Oturma meditasyonu Sırtınız dik ve elleriniz kucağınızda oturarak, burnunuzdan içeri ve dışarı akarken nefesinize odaklanın. Herhangi bir düşünce veya duyum sizi kesintiye uğratırsa, odağınızı tekrar nefesinize verin.
Beden tarama meditasyonu Yavaş yavaş dikkatinizi baştan ayağa (veya tam tersi) vücudunuzun her bir parçasına odaklayın ve vücudunuzun her bir bölgesiyle ilişkili düşünce ve hisleri not edin.

https://www.everydayhealth.com/anxiety-d...o-with-it/

4-)Şaşırtıcı bir şekilde, Licinio'nun son makalelerinden biri, şizofreninin zayıflamış bir bağırsak mikrobiyotası ile ilişkili olduğunu ortaya çıkardı ve hastalardan alınan örnekler mikropsuz farelere implante edildiğinde, beyin aktivitesinde bazı karakteristik değişimlere yol açmış gibi görünüyordu. bozukluk.

Bağırsak mikropları ayrıca serotonin ve dopamin gibi önemli nörotransmitterlerin öncülerini nasıl sindirdiğimizi ve metabolize ettiğimizi de etkiler . Bağırsak floramızın, sindirimimizi kontrol etmesine izin veren bağırsak astarına yakın reseptörleri olan vagus siniri aracılığıyla beyne doğrudan bir iletişim hattı bile vardır.

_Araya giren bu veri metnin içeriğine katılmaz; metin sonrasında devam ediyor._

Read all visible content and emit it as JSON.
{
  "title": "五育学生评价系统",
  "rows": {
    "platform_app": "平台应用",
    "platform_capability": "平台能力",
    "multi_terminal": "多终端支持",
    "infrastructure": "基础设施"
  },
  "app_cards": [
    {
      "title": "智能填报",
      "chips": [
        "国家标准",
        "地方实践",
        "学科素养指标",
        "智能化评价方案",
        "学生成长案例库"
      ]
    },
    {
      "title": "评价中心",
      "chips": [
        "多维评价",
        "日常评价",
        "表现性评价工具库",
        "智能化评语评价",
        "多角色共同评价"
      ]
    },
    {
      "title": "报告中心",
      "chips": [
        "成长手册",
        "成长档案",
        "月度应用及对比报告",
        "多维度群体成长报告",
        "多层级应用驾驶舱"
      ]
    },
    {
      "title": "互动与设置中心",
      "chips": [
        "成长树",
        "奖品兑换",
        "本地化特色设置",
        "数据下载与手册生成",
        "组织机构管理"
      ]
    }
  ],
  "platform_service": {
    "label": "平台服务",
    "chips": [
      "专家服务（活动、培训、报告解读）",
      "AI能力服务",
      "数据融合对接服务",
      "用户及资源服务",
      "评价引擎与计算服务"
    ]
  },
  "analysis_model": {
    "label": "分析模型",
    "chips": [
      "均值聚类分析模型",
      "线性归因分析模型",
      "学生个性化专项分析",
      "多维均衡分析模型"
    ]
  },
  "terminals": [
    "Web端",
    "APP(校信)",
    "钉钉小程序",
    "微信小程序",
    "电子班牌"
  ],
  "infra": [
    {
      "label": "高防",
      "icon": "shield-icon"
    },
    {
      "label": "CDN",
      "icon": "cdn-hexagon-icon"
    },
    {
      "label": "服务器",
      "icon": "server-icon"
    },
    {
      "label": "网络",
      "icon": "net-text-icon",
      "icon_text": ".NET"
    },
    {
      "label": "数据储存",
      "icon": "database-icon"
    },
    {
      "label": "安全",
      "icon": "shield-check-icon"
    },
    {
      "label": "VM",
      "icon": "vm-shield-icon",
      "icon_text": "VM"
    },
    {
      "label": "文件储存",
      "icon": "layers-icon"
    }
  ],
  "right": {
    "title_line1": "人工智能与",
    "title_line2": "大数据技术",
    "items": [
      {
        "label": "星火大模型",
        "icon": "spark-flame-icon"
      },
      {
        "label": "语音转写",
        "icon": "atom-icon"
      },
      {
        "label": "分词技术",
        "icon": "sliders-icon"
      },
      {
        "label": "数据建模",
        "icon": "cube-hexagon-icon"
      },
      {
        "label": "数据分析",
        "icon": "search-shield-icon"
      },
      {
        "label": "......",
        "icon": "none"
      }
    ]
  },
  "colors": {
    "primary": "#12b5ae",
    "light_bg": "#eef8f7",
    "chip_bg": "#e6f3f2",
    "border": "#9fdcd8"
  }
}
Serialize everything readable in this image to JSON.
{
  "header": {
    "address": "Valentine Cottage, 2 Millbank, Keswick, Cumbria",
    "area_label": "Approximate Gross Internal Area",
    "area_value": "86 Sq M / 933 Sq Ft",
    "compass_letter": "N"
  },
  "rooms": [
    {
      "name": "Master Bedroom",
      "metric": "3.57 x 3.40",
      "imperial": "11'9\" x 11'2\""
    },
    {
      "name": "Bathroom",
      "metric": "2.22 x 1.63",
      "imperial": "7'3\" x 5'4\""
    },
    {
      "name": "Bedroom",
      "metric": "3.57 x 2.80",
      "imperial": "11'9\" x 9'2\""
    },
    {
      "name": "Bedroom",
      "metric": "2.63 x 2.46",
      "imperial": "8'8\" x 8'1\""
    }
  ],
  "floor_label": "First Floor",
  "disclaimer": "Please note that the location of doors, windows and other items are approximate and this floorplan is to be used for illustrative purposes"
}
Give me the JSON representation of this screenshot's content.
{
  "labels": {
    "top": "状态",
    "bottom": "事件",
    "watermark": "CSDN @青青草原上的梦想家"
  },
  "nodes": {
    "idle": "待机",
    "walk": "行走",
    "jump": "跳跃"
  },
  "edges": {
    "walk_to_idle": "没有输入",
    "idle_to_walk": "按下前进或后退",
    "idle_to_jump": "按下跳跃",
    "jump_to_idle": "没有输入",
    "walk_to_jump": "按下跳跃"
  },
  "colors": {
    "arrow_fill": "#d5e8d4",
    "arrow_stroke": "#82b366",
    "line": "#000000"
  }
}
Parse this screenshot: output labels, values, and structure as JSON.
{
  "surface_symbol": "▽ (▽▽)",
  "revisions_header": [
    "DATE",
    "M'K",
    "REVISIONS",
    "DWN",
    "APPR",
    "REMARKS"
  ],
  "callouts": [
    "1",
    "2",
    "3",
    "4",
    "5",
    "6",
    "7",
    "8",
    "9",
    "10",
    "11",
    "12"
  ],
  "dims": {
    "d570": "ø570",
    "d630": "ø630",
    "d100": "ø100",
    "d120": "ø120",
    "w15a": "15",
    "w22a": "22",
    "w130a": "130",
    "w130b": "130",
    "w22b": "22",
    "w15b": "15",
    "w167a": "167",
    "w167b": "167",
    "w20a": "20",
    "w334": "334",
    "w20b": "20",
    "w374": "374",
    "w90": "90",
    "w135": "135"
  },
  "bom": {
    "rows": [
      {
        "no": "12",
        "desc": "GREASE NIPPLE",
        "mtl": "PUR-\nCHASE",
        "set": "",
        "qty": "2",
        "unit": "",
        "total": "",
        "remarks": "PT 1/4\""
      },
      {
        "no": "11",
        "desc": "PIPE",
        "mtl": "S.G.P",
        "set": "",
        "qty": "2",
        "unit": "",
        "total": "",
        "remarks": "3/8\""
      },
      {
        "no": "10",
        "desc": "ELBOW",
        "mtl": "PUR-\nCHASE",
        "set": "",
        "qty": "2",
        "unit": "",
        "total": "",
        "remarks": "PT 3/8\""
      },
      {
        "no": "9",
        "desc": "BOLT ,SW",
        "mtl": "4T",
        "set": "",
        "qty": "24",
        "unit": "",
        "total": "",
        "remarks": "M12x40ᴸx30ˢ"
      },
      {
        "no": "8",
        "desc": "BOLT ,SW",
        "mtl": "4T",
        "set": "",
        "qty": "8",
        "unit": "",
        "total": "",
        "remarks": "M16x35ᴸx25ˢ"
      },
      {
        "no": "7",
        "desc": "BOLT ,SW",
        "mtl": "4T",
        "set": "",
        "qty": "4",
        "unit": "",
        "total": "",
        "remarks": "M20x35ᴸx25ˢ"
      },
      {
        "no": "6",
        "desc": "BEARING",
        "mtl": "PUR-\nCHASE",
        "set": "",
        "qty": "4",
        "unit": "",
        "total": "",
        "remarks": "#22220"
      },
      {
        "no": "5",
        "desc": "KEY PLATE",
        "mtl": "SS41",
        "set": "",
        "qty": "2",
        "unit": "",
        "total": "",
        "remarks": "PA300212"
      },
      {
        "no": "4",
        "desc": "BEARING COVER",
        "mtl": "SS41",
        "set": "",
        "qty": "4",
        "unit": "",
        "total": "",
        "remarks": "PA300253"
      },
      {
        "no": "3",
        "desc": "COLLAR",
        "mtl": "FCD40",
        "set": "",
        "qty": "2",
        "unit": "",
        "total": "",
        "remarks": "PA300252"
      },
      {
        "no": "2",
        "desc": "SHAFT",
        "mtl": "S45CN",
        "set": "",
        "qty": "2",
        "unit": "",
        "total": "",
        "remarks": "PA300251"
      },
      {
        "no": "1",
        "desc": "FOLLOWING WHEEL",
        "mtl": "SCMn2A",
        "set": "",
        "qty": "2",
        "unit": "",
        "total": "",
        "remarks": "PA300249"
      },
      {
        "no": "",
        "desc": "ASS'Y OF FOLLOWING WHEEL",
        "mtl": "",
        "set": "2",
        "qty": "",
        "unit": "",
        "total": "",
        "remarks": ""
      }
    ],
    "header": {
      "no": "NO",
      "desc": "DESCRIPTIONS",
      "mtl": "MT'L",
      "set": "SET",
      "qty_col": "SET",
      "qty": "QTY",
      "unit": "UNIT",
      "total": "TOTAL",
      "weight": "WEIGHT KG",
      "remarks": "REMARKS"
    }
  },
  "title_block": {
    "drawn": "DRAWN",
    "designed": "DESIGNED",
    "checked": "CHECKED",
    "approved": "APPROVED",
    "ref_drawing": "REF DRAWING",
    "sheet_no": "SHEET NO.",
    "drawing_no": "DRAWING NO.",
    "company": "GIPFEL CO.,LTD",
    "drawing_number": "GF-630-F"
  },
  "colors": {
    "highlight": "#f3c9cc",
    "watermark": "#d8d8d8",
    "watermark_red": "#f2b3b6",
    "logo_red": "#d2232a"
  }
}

Bağırsaktaki mikroplar bu nedenle vagus sinirinin sinyalini ve sonuç olarak beyin aktivitesini değiştiren kimyasal haberciler salabilir. (Vagus siniri hakkında daha fazla bilgi edinmek için Mosaic'te Gaia Vince'in açıklamasını okuyun..) Foster, "Yerel olarak bağırsakta, bakterilerin konak sistemlerle - sinir sistemi dahil - iletişim kurması için pek çok fırsat var" diyor. "Çok dinamik, etkileşimli, zengin bir alan."

Ancak bu yollar tek yönlü yollar değildir, bu nedenle beyin aktivitesi bağırsak florası kompozisyonunu da etkileyebilir. Örneğin, stresin kendisi iltihabı artırabilir ve bu da bağırsaklarımızdaki mikropları etkileyebilir. Sonuç , bir tür geri bildirim döngüsü olabilir.